Reconstruction of the control flow from binary programs
The starting point of our analysis framework is a binary program and optional additional user-provided information about numbers of loop iterations, upper bounds for recursion, etc.
In the first step a parser reads the compiler output and reconstructs the control flow. This requires some knowledge about the underlying hardware, e.g., which instructions represent branches or calls. The reconstructed control flow is annotated with the information needed by subsequent analyses and then translated into CRL (Control Flow Representation Language, a human-readable intermediate format designed to simplify analyses and optimizations at the executable/assembly level). This annotated control flow graph serves as the input for microarchitecture analyses.
Value analysis
The value analysis determines ranges for values in registers and by this it can resolve indirect accesses to memory.
Cache analysis
The cache analysis classifies the accesses to main memory, i.e. whether or not the needed data resides in the cache. The categorization of memory references and memory blocks is described in the table below.
| Category | Abbr. | Meaning |
|---|---|---|
| always hit | ah |
The memory reference always results in a cache hit. |
| always miss | am |
The memory reference always results in a cache miss. |
| persistent | ps |
The referenced memory block is loaded once at most. |
| unreachable | un |
The code cannot be reached. |
| not classified | nc |
The memory reference couldn’t be classified as
ah,
am,
ps, or
un. |
Pipeline analysis
The
pipeline analysis models the pipeline behavior to determine execution times
for a sequential flow (basic block) of instructions. It takes into account
the current pipeline state(s), in particular the resource occupancies,
the contents of prefetch queues, the grouping of instructions, and the
classification of memory references as cache hits or misses. The result
is an execution time for each instruction in each distinguished execution
context.
Path analysis
Following from the results of the microarchitecture analyses, the path analysis determines a safe estimate of the WCET. The program’s control flow is modeled by an integer linear program, so that the solution to the objective function is the predicted worst-case execution time for the input program. A special mapping of variable names to basic blocks in the integer linear program provides for a computation of execution and traversal counts for every basic block edge.
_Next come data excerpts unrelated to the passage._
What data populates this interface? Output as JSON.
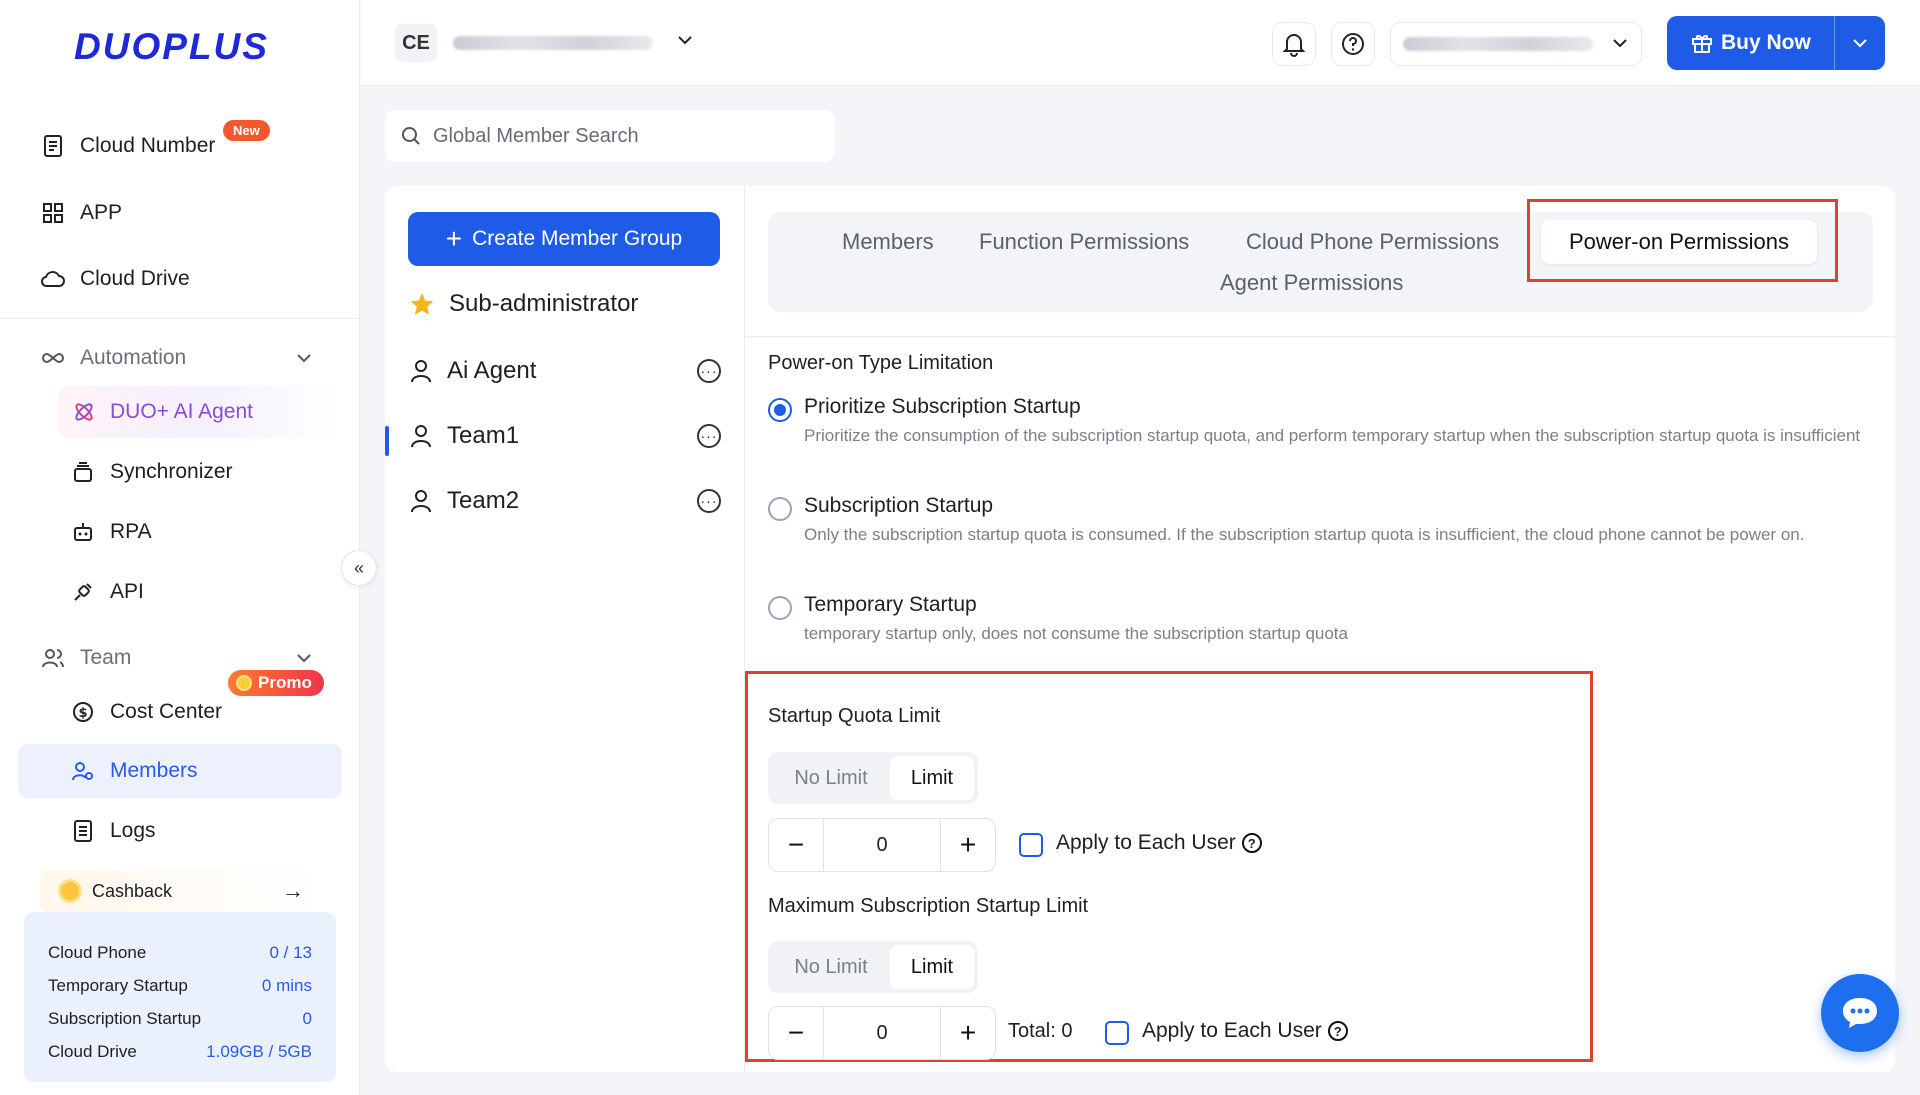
{
  "brand": {
    "logo_text": "DUOPLUS"
  },
  "sidebar": {
    "cloud_number": "Cloud Number",
    "new_badge": "New",
    "app": "APP",
    "cloud_drive": "Cloud Drive",
    "automation": "Automation",
    "ai_agent": "DUO+ AI Agent",
    "synchronizer": "Synchronizer",
    "rpa": "RPA",
    "api": "API",
    "team": "Team",
    "cost_center": "Cost Center",
    "promo_badge": "Promo",
    "members": "Members",
    "logs": "Logs",
    "collapse_icon": "«",
    "cashback": "Cashback",
    "cashback_arrow": "→",
    "usage": [
      {
        "label": "Cloud Phone",
        "value": "0 / 13"
      },
      {
        "label": "Temporary Startup",
        "value": "0 mins"
      },
      {
        "label": "Subscription Startup",
        "value": "0"
      },
      {
        "label": "Cloud Drive",
        "value": "1.09GB / 5GB"
      }
    ]
  },
  "topbar": {
    "org_initials": "CE",
    "buy_now": "Buy Now"
  },
  "search": {
    "placeholder": "Global Member Search"
  },
  "groups": {
    "create_label": "Create Member Group",
    "create_plus": "+",
    "items": [
      {
        "name": "Sub-administrator"
      },
      {
        "name": "Ai Agent"
      },
      {
        "name": "Team1"
      },
      {
        "name": "Team2"
      }
    ],
    "more_glyph": "···"
  },
  "tabs": {
    "members": "Members",
    "function": "Function Permissions",
    "cloud_phone": "Cloud Phone Permissions",
    "power_on": "Power-on Permissions",
    "agent": "Agent Permissions"
  },
  "power_on": {
    "type_title": "Power-on Type Limitation",
    "options": [
      {
        "label": "Prioritize Subscription Startup",
        "desc": "Prioritize the consumption of the subscription startup quota, and perform temporary startup when the subscription startup quota is insufficient"
      },
      {
        "label": "Subscription Startup",
        "desc": "Only the subscription startup quota is consumed. If the subscription startup quota is insufficient, the cloud phone cannot be power on."
      },
      {
        "label": "Temporary Startup",
        "desc": "temporary startup only, does not consume the subscription startup quota"
      }
    ],
    "startup_quota_title": "Startup Quota Limit",
    "max_sub_title": "Maximum Subscription Startup Limit",
    "no_limit": "No Limit",
    "limit": "Limit",
    "minus": "−",
    "plus": "+",
    "quota_value": "0",
    "max_value": "0",
    "apply_each": "Apply to Each User",
    "help_glyph": "?",
    "total": "Total: 0"
  },
  "colors": {
    "accent": "#1e5ce8",
    "highlight": "#d9432f"
  }
}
Analysis of loops and recursive procedures
Loops
and recursive procedures are of special interest, since programs spend
most of their runtime there. Treating them naïvely when analyzing
programs for their cache and pipeline behavior will result in a high loss
of precision.
Frequently, the following observation can be made: the first execution of the loop body usually loads the cache, and subsequent executions find most of their referenced memory blocks in the cache. Hence, the first iteration of the loop often encounters cache contents quite different from those of later iterations. This has to be taken into account when analyzing the behavior of a loop in the cache. A naïve analysis would combine the abstract cache states from the entry to the loop and from the return from the loop body, thereby losing most of the contents. Therefore, it is useful to distinguish the first iteration of a loop from the others.
A method has been designed and implemented in the program analyzer generator PAG, which virtually unrolls loops once, the so-called VIVU (virtual inlining, virtual unrolling) approach. Memory references are now considered in different execution contexts, essentially nestings of first and non-first iterations of loops.